While Alice’s mother is pressing her to find a man and settle down, she doesn’t know that her young daughter has indeed found someone. But that someone is married and Alice becomes pregnant after just one night together.
It’s 1933 and to avoid the inevitable scandal, Alice’s mother reaches out to her childhood friend, a maid at Fiercombe Manor. Lord Stanton and his wife live abroad and after the story Alice’s mother spins – a tragic tale a young husband struck down in an accident – they offer up their home as a place of rest and respite for the duration of Alice’s pregnancy.

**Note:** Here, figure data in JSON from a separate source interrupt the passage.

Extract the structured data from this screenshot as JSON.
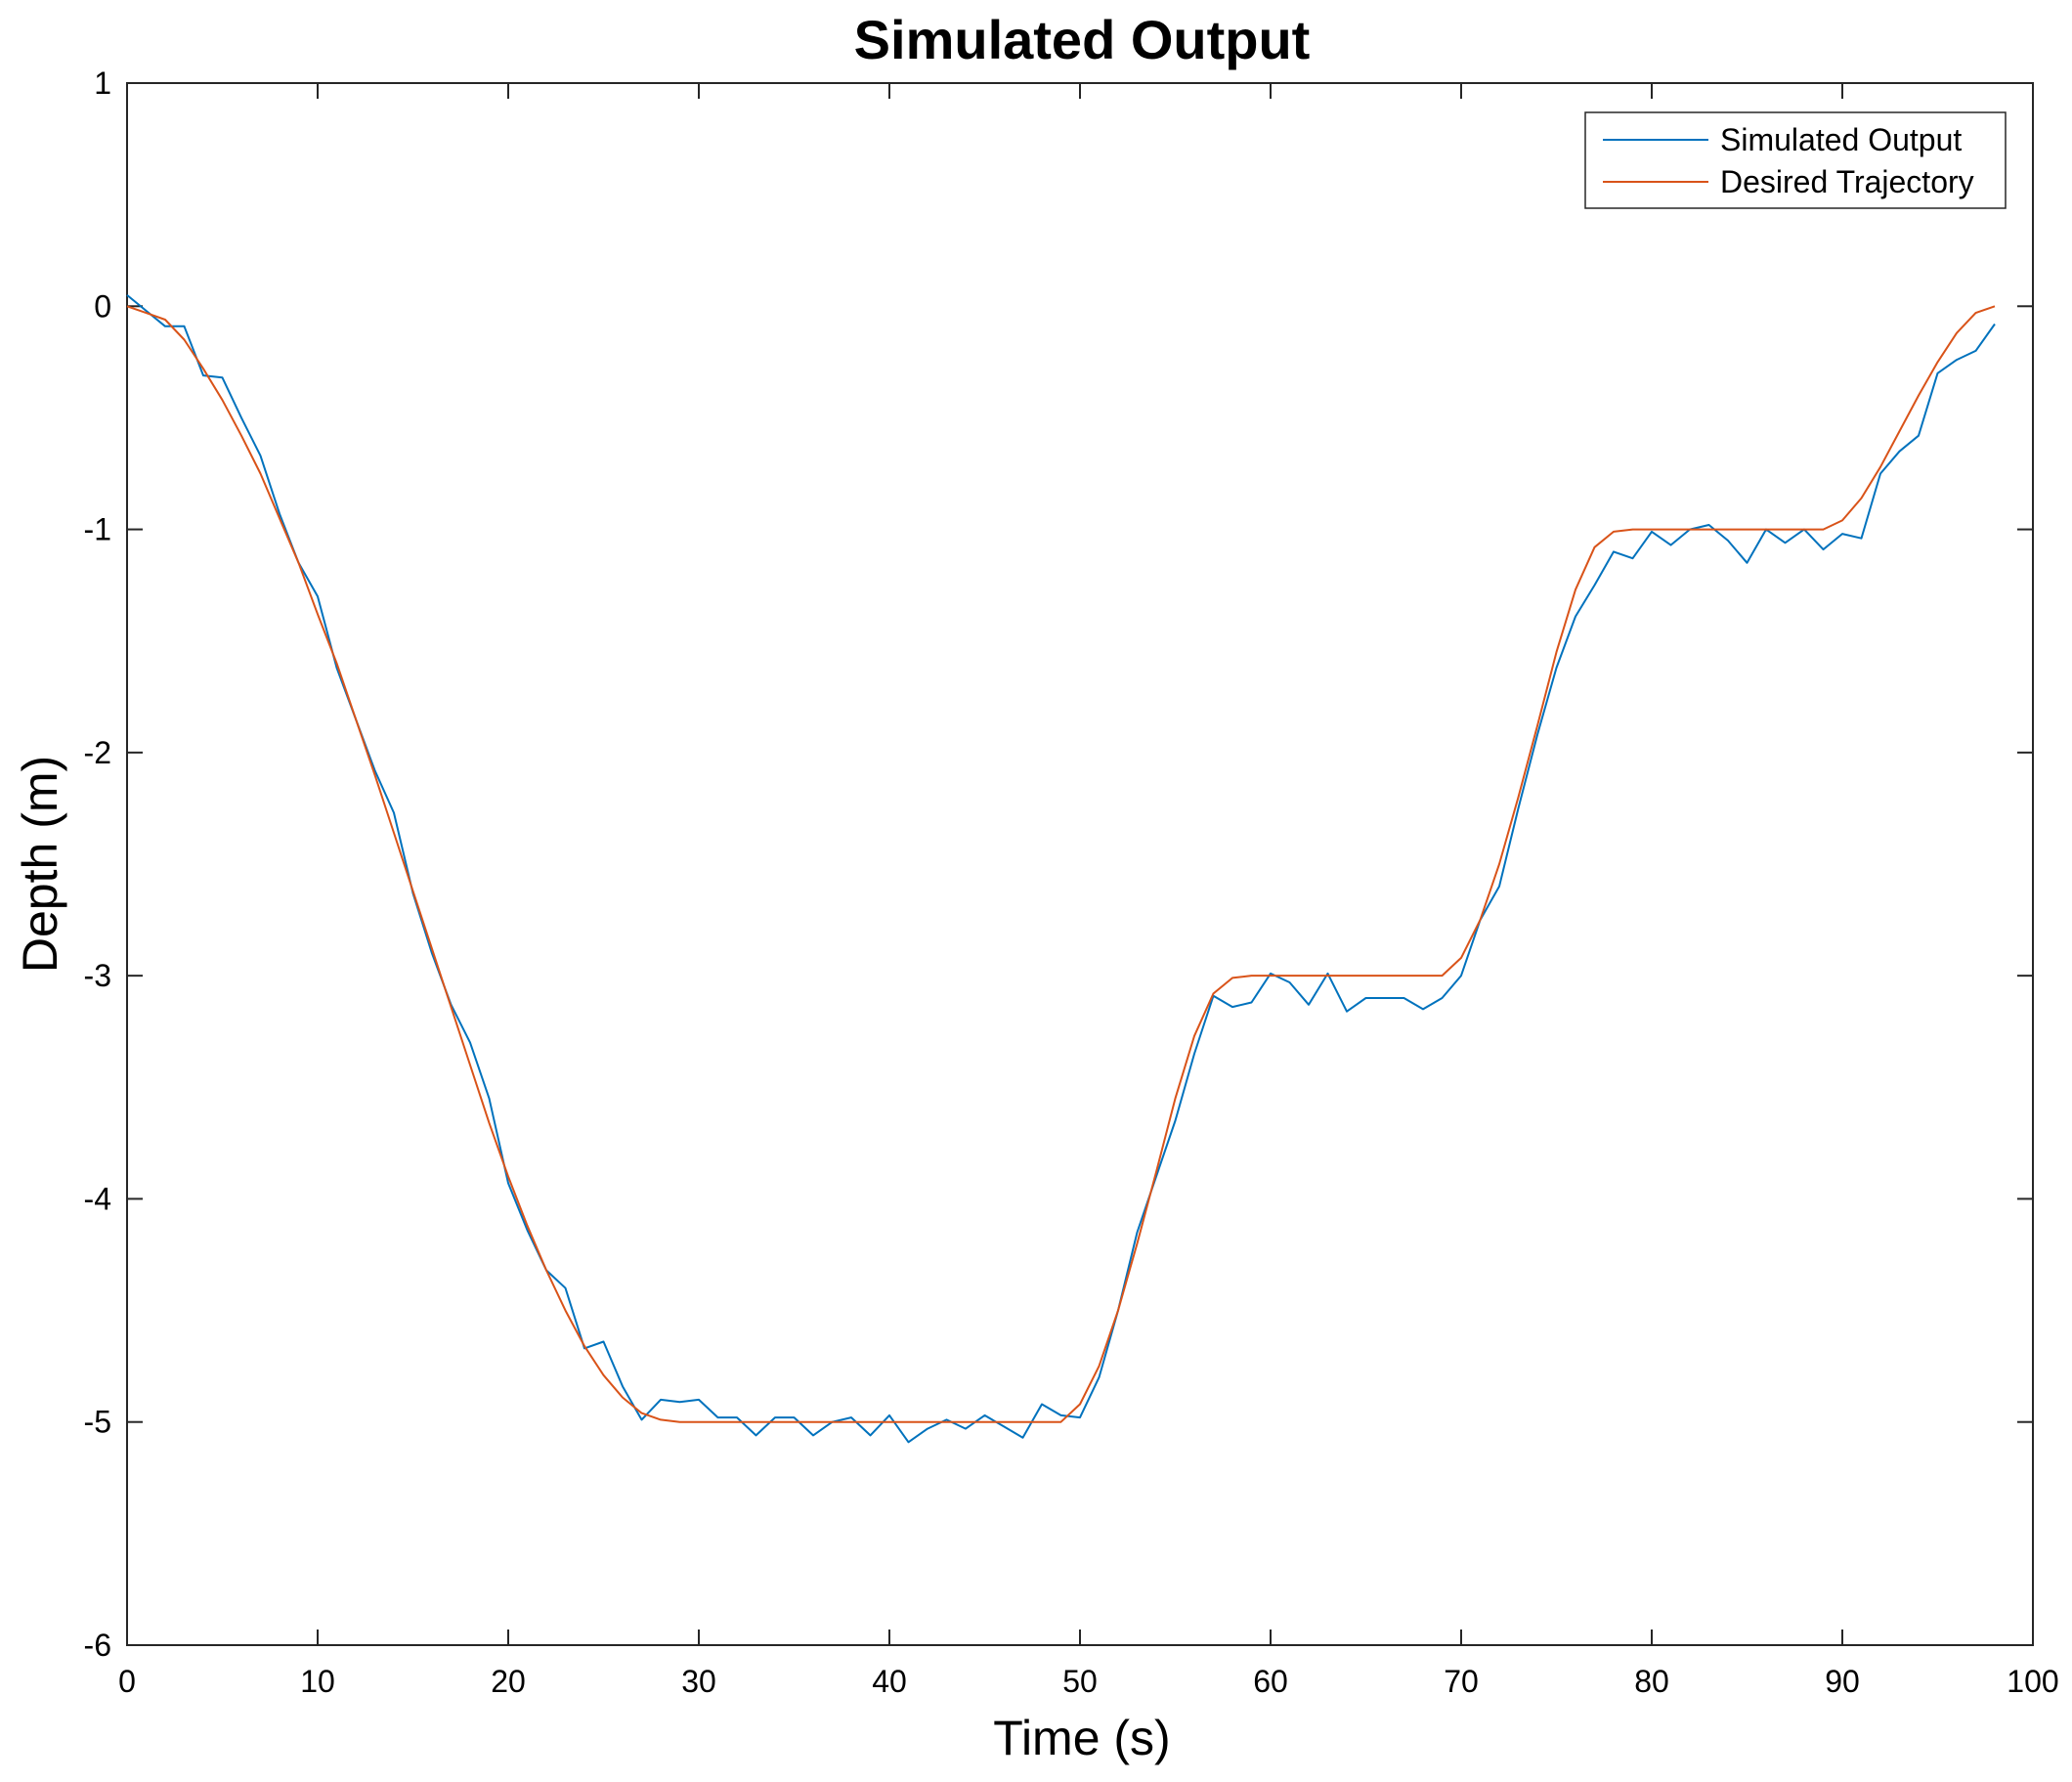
{
  "chart_data": {
    "type": "line",
    "title": "Simulated Output",
    "xlabel": "Time (s)",
    "ylabel": "Depth (m)",
    "xlim": [
      0,
      100
    ],
    "ylim": [
      -6,
      1
    ],
    "xticks": [
      0,
      10,
      20,
      30,
      40,
      50,
      60,
      70,
      80,
      90,
      100
    ],
    "yticks": [
      1,
      0,
      -1,
      -2,
      -3,
      -4,
      -5,
      -6
    ],
    "grid": false,
    "legend": "top-right",
    "series": [
      {
        "name": "Simulated Output",
        "color": "#0072BD",
        "x": [
          0,
          1,
          2,
          3,
          4,
          5,
          6,
          7,
          8,
          9,
          10,
          11,
          12,
          13,
          14,
          15,
          16,
          17,
          18,
          19,
          20,
          21,
          22,
          23,
          24,
          25,
          26,
          27,
          28,
          29,
          30,
          31,
          32,
          33,
          34,
          35,
          36,
          37,
          38,
          39,
          40,
          41,
          42,
          43,
          44,
          45,
          46,
          47,
          48,
          49,
          50,
          51,
          52,
          53,
          54,
          55,
          56,
          57,
          58,
          59,
          60,
          61,
          62,
          63,
          64,
          65,
          66,
          67,
          68,
          69,
          70,
          71,
          72,
          73,
          74,
          75,
          76,
          77,
          78,
          79,
          80,
          81,
          82,
          83,
          84,
          85,
          86,
          87,
          88,
          89,
          90,
          91,
          92,
          93,
          94,
          95,
          96,
          97,
          98
        ],
        "y": [
          0.05,
          -0.02,
          -0.09,
          -0.09,
          -0.31,
          -0.32,
          -0.5,
          -0.67,
          -0.93,
          -1.15,
          -1.3,
          -1.62,
          -1.85,
          -2.08,
          -2.27,
          -2.63,
          -2.9,
          -3.13,
          -3.3,
          -3.55,
          -3.93,
          -4.14,
          -4.32,
          -4.4,
          -4.67,
          -4.64,
          -4.84,
          -4.99,
          -4.9,
          -4.91,
          -4.9,
          -4.98,
          -4.98,
          -5.06,
          -4.98,
          -4.98,
          -5.06,
          -5.0,
          -4.98,
          -5.06,
          -4.97,
          -5.09,
          -5.03,
          -4.99,
          -5.03,
          -4.97,
          -5.02,
          -5.07,
          -4.92,
          -4.97,
          -4.98,
          -4.8,
          -4.5,
          -4.15,
          -3.9,
          -3.65,
          -3.35,
          -3.09,
          -3.14,
          -3.12,
          -2.99,
          -3.03,
          -3.13,
          -2.99,
          -3.16,
          -3.1,
          -3.1,
          -3.1,
          -3.15,
          -3.1,
          -3.0,
          -2.75,
          -2.6,
          -2.25,
          -1.92,
          -1.62,
          -1.39,
          -1.25,
          -1.1,
          -1.13,
          -1.01,
          -1.07,
          -1.0,
          -0.98,
          -1.05,
          -1.15,
          -1.0,
          -1.06,
          -1.0,
          -1.09,
          -1.02,
          -1.04,
          -0.75,
          -0.65,
          -0.58,
          -0.3,
          -0.24,
          -0.2,
          -0.08
        ]
      },
      {
        "name": "Desired Trajectory",
        "color": "#D95319",
        "x": [
          0,
          1,
          2,
          3,
          4,
          5,
          6,
          7,
          8,
          9,
          10,
          11,
          12,
          13,
          14,
          15,
          16,
          17,
          18,
          19,
          20,
          21,
          22,
          23,
          24,
          25,
          26,
          27,
          28,
          29,
          30,
          35,
          40,
          45,
          49,
          50,
          51,
          52,
          53,
          54,
          55,
          56,
          57,
          58,
          59,
          60,
          65,
          69,
          70,
          71,
          72,
          73,
          74,
          75,
          76,
          77,
          78,
          79,
          80,
          85,
          89,
          90,
          91,
          92,
          93,
          94,
          95,
          96,
          97,
          98
        ],
        "y": [
          0.0,
          -0.03,
          -0.06,
          -0.15,
          -0.28,
          -0.42,
          -0.58,
          -0.75,
          -0.95,
          -1.15,
          -1.38,
          -1.6,
          -1.85,
          -2.1,
          -2.36,
          -2.62,
          -2.88,
          -3.14,
          -3.4,
          -3.66,
          -3.9,
          -4.12,
          -4.32,
          -4.5,
          -4.66,
          -4.79,
          -4.89,
          -4.96,
          -4.99,
          -5.0,
          -5.0,
          -5.0,
          -5.0,
          -5.0,
          -5.0,
          -4.92,
          -4.75,
          -4.5,
          -4.2,
          -3.88,
          -3.55,
          -3.27,
          -3.08,
          -3.01,
          -3.0,
          -3.0,
          -3.0,
          -3.0,
          -2.92,
          -2.75,
          -2.5,
          -2.2,
          -1.88,
          -1.55,
          -1.27,
          -1.08,
          -1.01,
          -1.0,
          -1.0,
          -1.0,
          -1.0,
          -0.96,
          -0.86,
          -0.72,
          -0.56,
          -0.4,
          -0.25,
          -0.12,
          -0.03,
          0.0
        ]
      }
    ]
  }
}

Fiercombe Manor is an ominous place and Alice immediately begins to feel weighed down by the secrets of its past. But as she tries to learn more, the few remaining servants become very secretive, especially when Alice asks them about the previous Lady Stanton, a woman whose fate seems to be a mystery even to the locals.
Kate Riordan spins this tale with two narrators and two timelines – Alice in 1933 as she waits out her term and Elizabeth in 1898 who is expecting her second child. Strangely, in Alice’s timeline no one really talks about Elizabeth. Alice learns that Elizabeth’s husband died, leaving his brother to inherit both the estate and mounting debts. She also learns that Elizabeth’s home, built by the deceased Lord Stanton, and its contents were all auctioned off just ten years after being built. All that remains of that home – Stanton House – is an overgrown foundation, the garden wall, and a glasshouse Alice has been forbidden from entering.
As Alice finds more and more clues about Elizabeth, Elizabeth herself shares pieces of her story. We meet her in alternating chapters as well as diary entries that Alice discovers hidden on the estate. Both women are very well drawn and their stories are both captivating and suspense laden. Fiercombe Manor is a great atmospheric read and a nice blend of mystery and drama.
(Published as The Girl in the Photograph in the UK.)
3/15 Becky LeJeune
FIERCOMBE MANOR by Kate Riordan. Harper (February 17, 2015). ISBN: 978-0062332943. 416p.